The best-sellers, the big ol' beasts of the commercial marketplace, keep the store open for the rest of us; for the unproven, untested, potentially unprofitable writer like me. If the sordid scribblings of she who self-styles as Snooki can bring some much-welcomed cash into my publisher's coffers, then so be it. The great thing about money, you can spend it on anything you like at a moment's notice. That's why we stopped paying for things with chickens.
That sweet, sweet Snooki money doesn't go in a locked vault marked 'Snooki'. It goes to the business, and the business has its ways to spend it. Let's say it does well. If so, then it lets the publisher go print ten other books that don't make a dime; the sensitive, important works of literary fiction and soul-bearing poetry. The passion projects. The carefully researched histories, the lovingly-documented sociological portraits. Books that beckon, that flicker with insight, that teem with love. The books that make us want to be in this business in the first place.
In short, books that fall on their ass.
That's the idea, anyway.
And I know that the system is fallible. And I know that there's a chance that if we depend on Snooki to support Shakespeare, pretty soon someone'll get greedy and kick Shakespeare to the curb.

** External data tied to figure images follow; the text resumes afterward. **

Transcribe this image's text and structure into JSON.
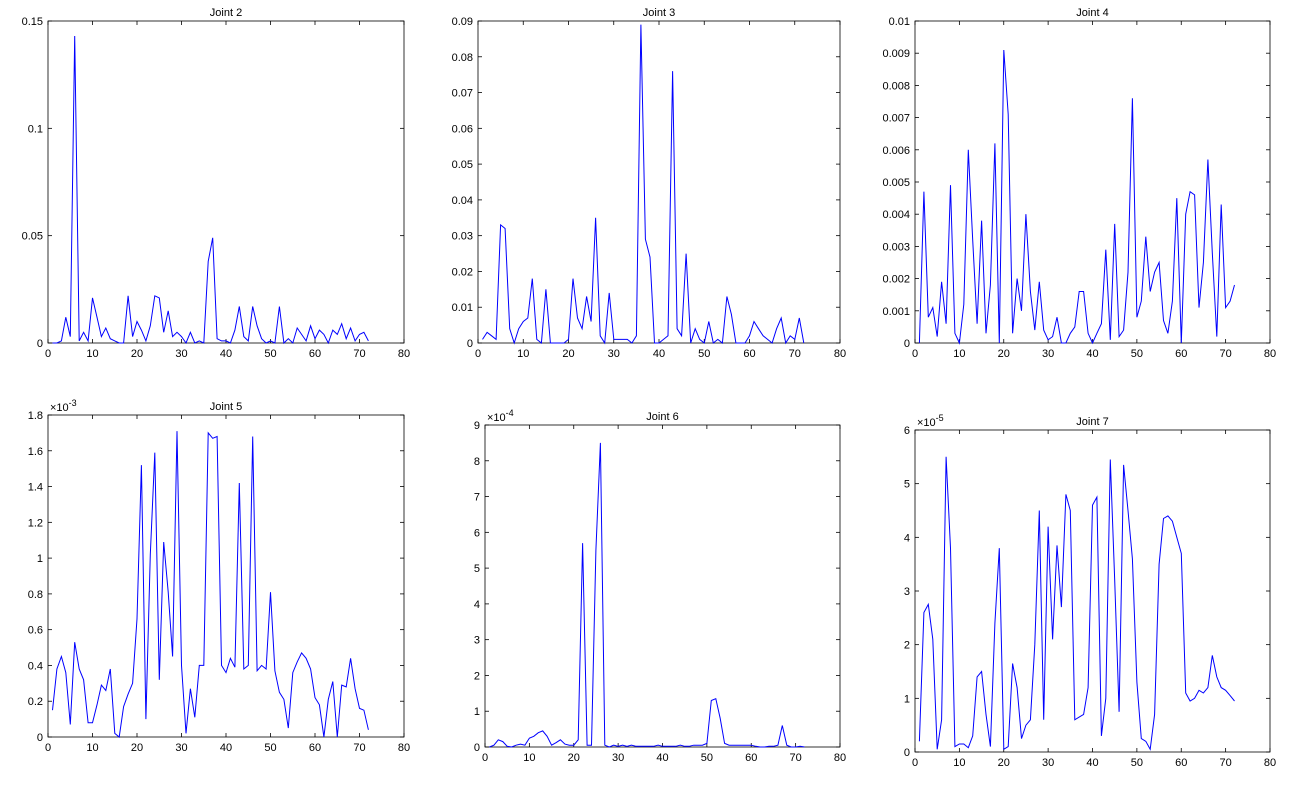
{
  "chart_data": [
    {
      "type": "line",
      "title": "Joint 2",
      "xlim": [
        0,
        80
      ],
      "ylim": [
        0,
        0.15
      ],
      "xticks": [
        "0",
        "10",
        "20",
        "30",
        "40",
        "50",
        "60",
        "70",
        "80"
      ],
      "yticks": [
        "0",
        "0.05",
        "0.1",
        "0.15"
      ],
      "exponent": "",
      "color": "#0000ff",
      "x": [
        1,
        2,
        3,
        4,
        5,
        6,
        7,
        8,
        9,
        10,
        11,
        12,
        13,
        14,
        15,
        16,
        17,
        18,
        19,
        20,
        21,
        22,
        23,
        24,
        25,
        26,
        27,
        28,
        29,
        30,
        31,
        32,
        33,
        34,
        35,
        36,
        37,
        38,
        39,
        40,
        41,
        42,
        43,
        44,
        45,
        46,
        47,
        48,
        49,
        50,
        51,
        52,
        53,
        54,
        55,
        56,
        57,
        58,
        59,
        60,
        61,
        62,
        63,
        64,
        65,
        66,
        67,
        68,
        69,
        70,
        71,
        72
      ],
      "y": [
        0,
        0,
        0.001,
        0.012,
        0.003,
        0.143,
        0.001,
        0.005,
        0.001,
        0.021,
        0.012,
        0.003,
        0.007,
        0.002,
        0.001,
        0,
        0,
        0.022,
        0.003,
        0.01,
        0.006,
        0.001,
        0.008,
        0.022,
        0.021,
        0.005,
        0.015,
        0.003,
        0.005,
        0.003,
        0,
        0.005,
        0,
        0.001,
        0,
        0.038,
        0.049,
        0.002,
        0.001,
        0.001,
        0,
        0.006,
        0.017,
        0.003,
        0.001,
        0.017,
        0.008,
        0.002,
        0,
        0.001,
        0,
        0.017,
        0,
        0.002,
        0,
        0.007,
        0.004,
        0.001,
        0.008,
        0.002,
        0.006,
        0.004,
        0,
        0.006,
        0.004,
        0.009,
        0.002,
        0.007,
        0.001,
        0.004,
        0.005,
        0.001
      ]
    },
    {
      "type": "line",
      "title": "Joint 3",
      "xlim": [
        0,
        80
      ],
      "ylim": [
        0,
        0.09
      ],
      "xticks": [
        "0",
        "10",
        "20",
        "30",
        "40",
        "50",
        "60",
        "70",
        "80"
      ],
      "yticks": [
        "0",
        "0.01",
        "0.02",
        "0.03",
        "0.04",
        "0.05",
        "0.06",
        "0.07",
        "0.08",
        "0.09"
      ],
      "exponent": "",
      "color": "#0000ff",
      "x": [
        1,
        2,
        3,
        4,
        5,
        6,
        7,
        8,
        9,
        10,
        11,
        12,
        13,
        14,
        15,
        16,
        17,
        18,
        19,
        20,
        21,
        22,
        23,
        24,
        25,
        26,
        27,
        28,
        29,
        30,
        31,
        32,
        33,
        34,
        35,
        36,
        37,
        38,
        39,
        40,
        41,
        42,
        43,
        44,
        45,
        46,
        47,
        48,
        49,
        50,
        51,
        52,
        53,
        54,
        55,
        56,
        57,
        58,
        59,
        60,
        61,
        62,
        63,
        64,
        65,
        66,
        67,
        68,
        69,
        70,
        71,
        72
      ],
      "y": [
        0.001,
        0.003,
        0.002,
        0.001,
        0.033,
        0.032,
        0.004,
        0,
        0.004,
        0.006,
        0.007,
        0.018,
        0.001,
        0,
        0.015,
        0,
        0,
        0,
        0,
        0.001,
        0.018,
        0.007,
        0.004,
        0.013,
        0.006,
        0.035,
        0.002,
        0,
        0.014,
        0.001,
        0.001,
        0.001,
        0.001,
        0,
        0.002,
        0.089,
        0.029,
        0.024,
        0,
        0,
        0.001,
        0.002,
        0.076,
        0.004,
        0.002,
        0.025,
        0,
        0.004,
        0.001,
        0,
        0.006,
        0,
        0.001,
        0,
        0.013,
        0.008,
        0,
        0,
        0,
        0.002,
        0.006,
        0.004,
        0.002,
        0.001,
        0,
        0.004,
        0.007,
        0,
        0.002,
        0.001,
        0.007,
        0
      ]
    },
    {
      "type": "line",
      "title": "Joint 4",
      "xlim": [
        0,
        80
      ],
      "ylim": [
        0,
        0.01
      ],
      "xticks": [
        "0",
        "10",
        "20",
        "30",
        "40",
        "50",
        "60",
        "70",
        "80"
      ],
      "yticks": [
        "0",
        "0.001",
        "0.002",
        "0.003",
        "0.004",
        "0.005",
        "0.006",
        "0.007",
        "0.008",
        "0.009",
        "0.01"
      ],
      "exponent": "",
      "color": "#0000ff",
      "x": [
        1,
        2,
        3,
        4,
        5,
        6,
        7,
        8,
        9,
        10,
        11,
        12,
        13,
        14,
        15,
        16,
        17,
        18,
        19,
        20,
        21,
        22,
        23,
        24,
        25,
        26,
        27,
        28,
        29,
        30,
        31,
        32,
        33,
        34,
        35,
        36,
        37,
        38,
        39,
        40,
        41,
        42,
        43,
        44,
        45,
        46,
        47,
        48,
        49,
        50,
        51,
        52,
        53,
        54,
        55,
        56,
        57,
        58,
        59,
        60,
        61,
        62,
        63,
        64,
        65,
        66,
        67,
        68,
        69,
        70,
        71,
        72
      ],
      "y": [
        0,
        0.0047,
        0.0008,
        0.0011,
        0.0002,
        0.0019,
        0.0006,
        0.0049,
        0.0003,
        0,
        0.0012,
        0.006,
        0.0032,
        0.0006,
        0.0038,
        0.0003,
        0.0018,
        0.0062,
        0,
        0.0091,
        0.0071,
        0.0003,
        0.002,
        0.001,
        0.004,
        0.0016,
        0.0004,
        0.0019,
        0.0004,
        0.0001,
        0.0002,
        0.0008,
        0,
        0,
        0.0003,
        0.0005,
        0.0016,
        0.0016,
        0.0003,
        0,
        0.0003,
        0.0006,
        0.0029,
        0.0001,
        0.0037,
        0.0002,
        0.0004,
        0.0022,
        0.0076,
        0.0008,
        0.0013,
        0.0033,
        0.0016,
        0.0022,
        0.0025,
        0.0007,
        0.0003,
        0.0013,
        0.0045,
        0,
        0.004,
        0.0047,
        0.0046,
        0.0011,
        0.0025,
        0.0057,
        0.0028,
        0.0002,
        0.0043,
        0.0011,
        0.0013,
        0.0018
      ]
    },
    {
      "type": "line",
      "title": "Joint 5",
      "xlim": [
        0,
        80
      ],
      "ylim": [
        0,
        1.8
      ],
      "xticks": [
        "0",
        "10",
        "20",
        "30",
        "40",
        "50",
        "60",
        "70",
        "80"
      ],
      "yticks": [
        "0",
        "0.2",
        "0.4",
        "0.6",
        "0.8",
        "1",
        "1.2",
        "1.4",
        "1.6",
        "1.8"
      ],
      "exponent": "-3",
      "color": "#0000ff",
      "x": [
        1,
        2,
        3,
        4,
        5,
        6,
        7,
        8,
        9,
        10,
        11,
        12,
        13,
        14,
        15,
        16,
        17,
        18,
        19,
        20,
        21,
        22,
        23,
        24,
        25,
        26,
        27,
        28,
        29,
        30,
        31,
        32,
        33,
        34,
        35,
        36,
        37,
        38,
        39,
        40,
        41,
        42,
        43,
        44,
        45,
        46,
        47,
        48,
        49,
        50,
        51,
        52,
        53,
        54,
        55,
        56,
        57,
        58,
        59,
        60,
        61,
        62,
        63,
        64,
        65,
        66,
        67,
        68,
        69,
        70,
        71,
        72
      ],
      "y": [
        0.15,
        0.38,
        0.45,
        0.36,
        0.07,
        0.53,
        0.38,
        0.32,
        0.08,
        0.08,
        0.18,
        0.29,
        0.26,
        0.38,
        0.02,
        0,
        0.17,
        0.24,
        0.3,
        0.66,
        1.52,
        0.1,
        1.02,
        1.59,
        0.32,
        1.09,
        0.81,
        0.45,
        1.71,
        0.4,
        0.02,
        0.27,
        0.11,
        0.4,
        0.4,
        1.7,
        1.67,
        1.68,
        0.4,
        0.36,
        0.44,
        0.39,
        1.42,
        0.38,
        0.4,
        1.68,
        0.37,
        0.4,
        0.38,
        0.81,
        0.37,
        0.25,
        0.21,
        0.05,
        0.36,
        0.42,
        0.47,
        0.44,
        0.38,
        0.22,
        0.18,
        0,
        0.21,
        0.31,
        0,
        0.29,
        0.28,
        0.44,
        0.27,
        0.16,
        0.15,
        0.04
      ]
    },
    {
      "type": "line",
      "title": "Joint 6",
      "xlim": [
        0,
        80
      ],
      "ylim": [
        0,
        9
      ],
      "xticks": [
        "0",
        "10",
        "20",
        "30",
        "40",
        "50",
        "60",
        "70",
        "80"
      ],
      "yticks": [
        "0",
        "1",
        "2",
        "3",
        "4",
        "5",
        "6",
        "7",
        "8",
        "9"
      ],
      "exponent": "-4",
      "color": "#0000ff",
      "x": [
        1,
        2,
        3,
        4,
        5,
        6,
        7,
        8,
        9,
        10,
        11,
        12,
        13,
        14,
        15,
        16,
        17,
        18,
        19,
        20,
        21,
        22,
        23,
        24,
        25,
        26,
        27,
        28,
        29,
        30,
        31,
        32,
        33,
        34,
        35,
        36,
        37,
        38,
        39,
        40,
        41,
        42,
        43,
        44,
        45,
        46,
        47,
        48,
        49,
        50,
        51,
        52,
        53,
        54,
        55,
        56,
        57,
        58,
        59,
        60,
        61,
        62,
        63,
        64,
        65,
        66,
        67,
        68,
        69,
        70,
        71,
        72
      ],
      "y": [
        0,
        0.05,
        0.2,
        0.15,
        0.02,
        0,
        0.05,
        0.08,
        0.05,
        0.25,
        0.3,
        0.4,
        0.45,
        0.3,
        0.05,
        0.12,
        0.2,
        0.08,
        0.05,
        0.05,
        0.2,
        5.7,
        0.05,
        0.05,
        5.5,
        8.5,
        0.05,
        0,
        0.05,
        0.02,
        0.05,
        0.02,
        0.05,
        0.02,
        0.02,
        0.02,
        0.02,
        0.02,
        0.05,
        0.02,
        0.02,
        0.02,
        0.02,
        0.05,
        0.02,
        0.02,
        0.05,
        0.05,
        0.05,
        0.1,
        1.3,
        1.35,
        0.8,
        0.1,
        0.05,
        0.05,
        0.05,
        0.05,
        0.05,
        0.05,
        0.02,
        0,
        0,
        0.02,
        0.02,
        0.05,
        0.6,
        0.05,
        0,
        0,
        0.02,
        0
      ]
    },
    {
      "type": "line",
      "title": "Joint 7",
      "xlim": [
        0,
        80
      ],
      "ylim": [
        0,
        6
      ],
      "xticks": [
        "0",
        "10",
        "20",
        "30",
        "40",
        "50",
        "60",
        "70",
        "80"
      ],
      "yticks": [
        "0",
        "1",
        "2",
        "3",
        "4",
        "5",
        "6"
      ],
      "exponent": "-5",
      "color": "#0000ff",
      "x": [
        1,
        2,
        3,
        4,
        5,
        6,
        7,
        8,
        9,
        10,
        11,
        12,
        13,
        14,
        15,
        16,
        17,
        18,
        19,
        20,
        21,
        22,
        23,
        24,
        25,
        26,
        27,
        28,
        29,
        30,
        31,
        32,
        33,
        34,
        35,
        36,
        37,
        38,
        39,
        40,
        41,
        42,
        43,
        44,
        45,
        46,
        47,
        48,
        49,
        50,
        51,
        52,
        53,
        54,
        55,
        56,
        57,
        58,
        59,
        60,
        61,
        62,
        63,
        64,
        65,
        66,
        67,
        68,
        69,
        70,
        71,
        72
      ],
      "y": [
        0.2,
        2.6,
        2.75,
        2.1,
        0.05,
        0.6,
        5.5,
        3.8,
        0.1,
        0.15,
        0.15,
        0.08,
        0.3,
        1.4,
        1.5,
        0.7,
        0.1,
        2.4,
        3.8,
        0.05,
        0.1,
        1.65,
        1.2,
        0.25,
        0.5,
        0.6,
        2.0,
        4.5,
        0.6,
        4.2,
        2.1,
        3.85,
        2.7,
        4.8,
        4.5,
        0.6,
        0.65,
        0.7,
        1.2,
        4.6,
        4.75,
        0.3,
        1.0,
        5.45,
        3.2,
        0.75,
        5.35,
        4.5,
        3.6,
        1.3,
        0.25,
        0.2,
        0.05,
        0.7,
        3.5,
        4.35,
        4.4,
        4.3,
        4.0,
        3.7,
        1.1,
        0.95,
        1.0,
        1.15,
        1.1,
        1.2,
        1.8,
        1.4,
        1.2,
        1.15,
        1.05,
        0.95
      ]
    }
  ]
}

I don't have any answers for that.
All I know is that, through no fault of my own, I am drawn to writing the sorts of things that aren't guaranteed best-sellers, and someone has to pay to indulge my foolishness.
And if my guardian angel must sweep in from the Jersey Shore with a pouf encircled in her halo, then so be it.
If I could eliminate the middleman and go on the reality show myself, I would. But I'm only half Italian and my abs aren't up to par, so this is how it is. I'm done with the armchair uproar and idle condescension. You won't hear me complaining about A Shore Thing. And it's not to stand in solidarity with my publisher, and it's not to defend the work itself. It's a matter of mere practicality.
Because there's a much better way to support the kind of writing you care about than to make snarky comments about the kind you don't.
It's pretty simple. You go down to the store and you buy a damn book.
I particularly recommend the section near the crossword puzzles and libros en español.